Large language models (LLMs) have gained significant popularity recently, but evaluating them can be quite challenging, particularly for highly specialised client tasks requiring domain-specific knowledge. Therefore, Amazon researchers have developed a new evaluation approach for Retrieval-Augmented Generation (RAG) systems, focusing on such systems’ factual accuracy, defined as their ability to retrieve and apply correct information to meet user inquiries.
This method also provides insights into factors influencing RAG performance, including model size, retrieval mechanisms, prompting techniques, and fine-tuning procedures. This information can aid users in selecting the best component combination for their RAG systems.
The researchers have introduced an automated, quantitative, exam-based evaluation technique that can be scaled up or down, marking a departure from traditional human-in-the-loop evaluations that often need the involvement of an expert or annotator. Using this new method, an LLM creates exams from the data corpus related to the given task, and then RAG systems are evaluated based on their ability to correctly answer multi-choice questions from these exams.

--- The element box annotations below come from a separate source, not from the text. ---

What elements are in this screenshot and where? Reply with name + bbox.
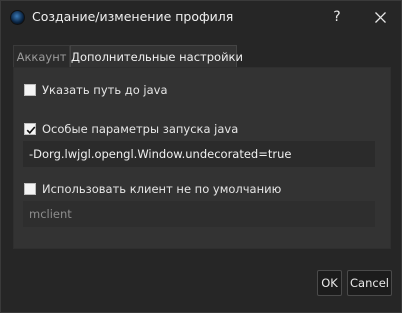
custom-client-checkbox[interactable] [24, 183, 36, 195]
title-bar: Создание/изменение профиля ? [1, 1, 401, 33]
tab-advanced-settings[interactable]: Дополнительные настройки [70, 45, 243, 67]
profile-dialog: Создание/изменение профиля ? Аккаунт Доп… [0, 0, 402, 313]
checkmark-icon [26, 126, 36, 134]
java-args-label: Особые параметры запуска java [42, 122, 239, 136]
java-args-checkbox[interactable] [24, 123, 36, 135]
ok-button[interactable]: OK [317, 270, 342, 296]
custom-client-label: Использовать клиент не по умолчанию [42, 182, 282, 196]
close-button[interactable] [370, 6, 390, 28]
java-path-checkbox[interactable] [24, 84, 36, 96]
advanced-settings-panel: Указать путь до java Особые параметры за… [13, 67, 391, 249]
cancel-button[interactable]: Cancel [347, 270, 392, 296]
java-args-input[interactable]: -Dorg.lwjgl.opengl.Window.undecorated=tr… [23, 141, 375, 167]
app-icon [10, 10, 25, 25]
custom-client-input[interactable]: mclient [23, 201, 375, 227]
tab-account[interactable]: Аккаунт [13, 45, 70, 67]
close-icon [375, 12, 386, 23]
help-button[interactable]: ? [327, 6, 347, 28]
java-path-label: Указать путь до java [42, 83, 168, 97]
dialog-title: Создание/изменение профиля [32, 9, 234, 24]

This method aims to balance the evaluation’s representativeness and easy scoring, allowing for regular, feedback-driven improvements to the exam corpus.
Furthermore, the researchers presented a methodological enhancement plan within this automated exam-generating process. They optimised the generated exams using Item Response Theory (IRT) to improve their informativeness on task-specific model performance. They illustrated and evaluated this technique using tasks across four distinct knowledge corpora, including AWS DevOps troubleshooting manuals, Arxiv abstracts, StackExchange queries, and SEC filings.
In summary, the researchers’ primary contributions include:
1. The introduction of a comprehensive approach to automatically evaluating RAG LLM pipelines based on task-specific synthetic tests.
2. The use of IRT to develop reliable and understandable evaluation metrics to better understand model performance.
3. The proposal of a fully-automated approach to creating tests, including an iterative refinement process to improve the informativeness of the exams.
4. The provision of benchmark datasets based on publicly available datasets from various fields for evaluating RAG systems.